No final dos anos 1960, já ao serviço de “O Século Ilustrado”, surgiu a oportunidade de participar na primeira reportagem realizada ao Convento da Cartuxa, local onde não era permitido entrar, já que os seus habitantes, os monges, viviam em clausura.

“Toda a gente queria vir à Cartuxa, mas não era possível”, conta o histórico fotojornalista à Renascença, mas “tinha um colega que estudou para padre e fez mil e uma diligências para conseguir a reportagem, contactando Espanha, que autorizou, e eu fiquei deslumbrado por poder descobrir um mundo que desconhecia”.

A equipa de Eduardo Gageiro foi recebida pelo prior, o padre Antão Lopez, e desde logo avisada de que não era possível falar com ninguém, a não ser ao fim de semana.

“Quando foi possível falar com os monges, quisemos saber tudo ao máximo e ficámos surpreendidos: como é que em 1970 eles sabiam que o homem tinha ido à Lua, poucos anos antes, se não tinham jornais, nem televisão, nem rádio?”

A estadia no mosteiro prolongou-se por vários dias, tendo sido possível a Gageiro direcionar a sua objetiva para lugares até então nunca vistos. “Fotografei a cozinha, o refeitório, as celas, tudo, tudo, tudo, e estava muito feliz, pois adoro fotografar pessoas e estas eram diferentes, viviam em clausura, com muito pouco, tinham uma cama, um sitio onde rezavam e um quintal”, recorda o fotógrafo.

A reportagem de “O Século Ilustrado” acabou por ser um êxito, deixando gratas memórias ao reconhecido repórter. “Sou fotojornalista há 62 anos, já fiz tanta coisa, estive em mais de 70 países, mas esta foi uma das reportagens que mais me marcou pela originalidade”, admite.

“Não imaginava que havia um convento com estas limitações. Fiquei a admirá-los, mas ao mesmo tempo surpreendido com esta forma de viver”, reconhece Eduardo Gageiro, que se diz “agnóstico”, mas que nada tem contra quem acredita. “Para provar que não tenho nada contra, fiz um livro chamado 'Fé, olhares sobre o sagrado'.”

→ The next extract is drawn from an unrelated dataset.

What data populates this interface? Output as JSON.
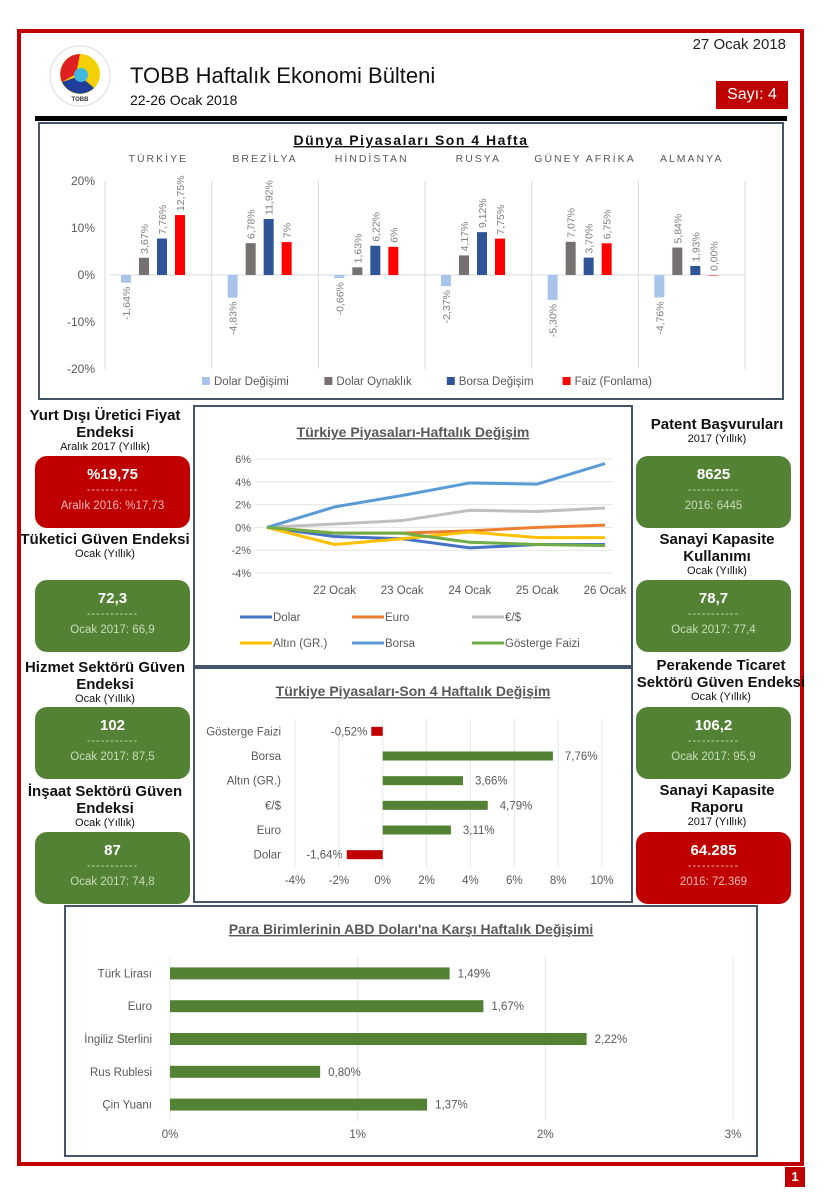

“As pessoas têm todo o direito de acreditar, não critico e trato-as com profundo respeito, mas fico muito revoltado com o aproveitamento da fé pelos seus líderes, que exploram as pessoas e isso é infame”, lamenta Eduardo Gageiro, que agora vê duas das suas fotos a preto e branco, de 1970, recuperadas na exposição “Saudades dos Cartuxos”, patente no Centro de Arte e Cultura (CAC) da Fundação Eugénio de Almeida (FEA), em Évora.

O “Scalexit” que deixa um vazio

Para memória futura ficam muitas histórias e em “especial o humor do padre Antão”, sublinha à Renascença a secretária-geral da FEA.

“É este monge que se perturba com os jornalistas porque gosta da vida de clausura, mas é uma pessoa com um grande sentido de humor, uma graça e uma jovialidade", conta Maria do Céu Ramos. "Só ele se lembraria de chamar “Scalexit” a esta saída.”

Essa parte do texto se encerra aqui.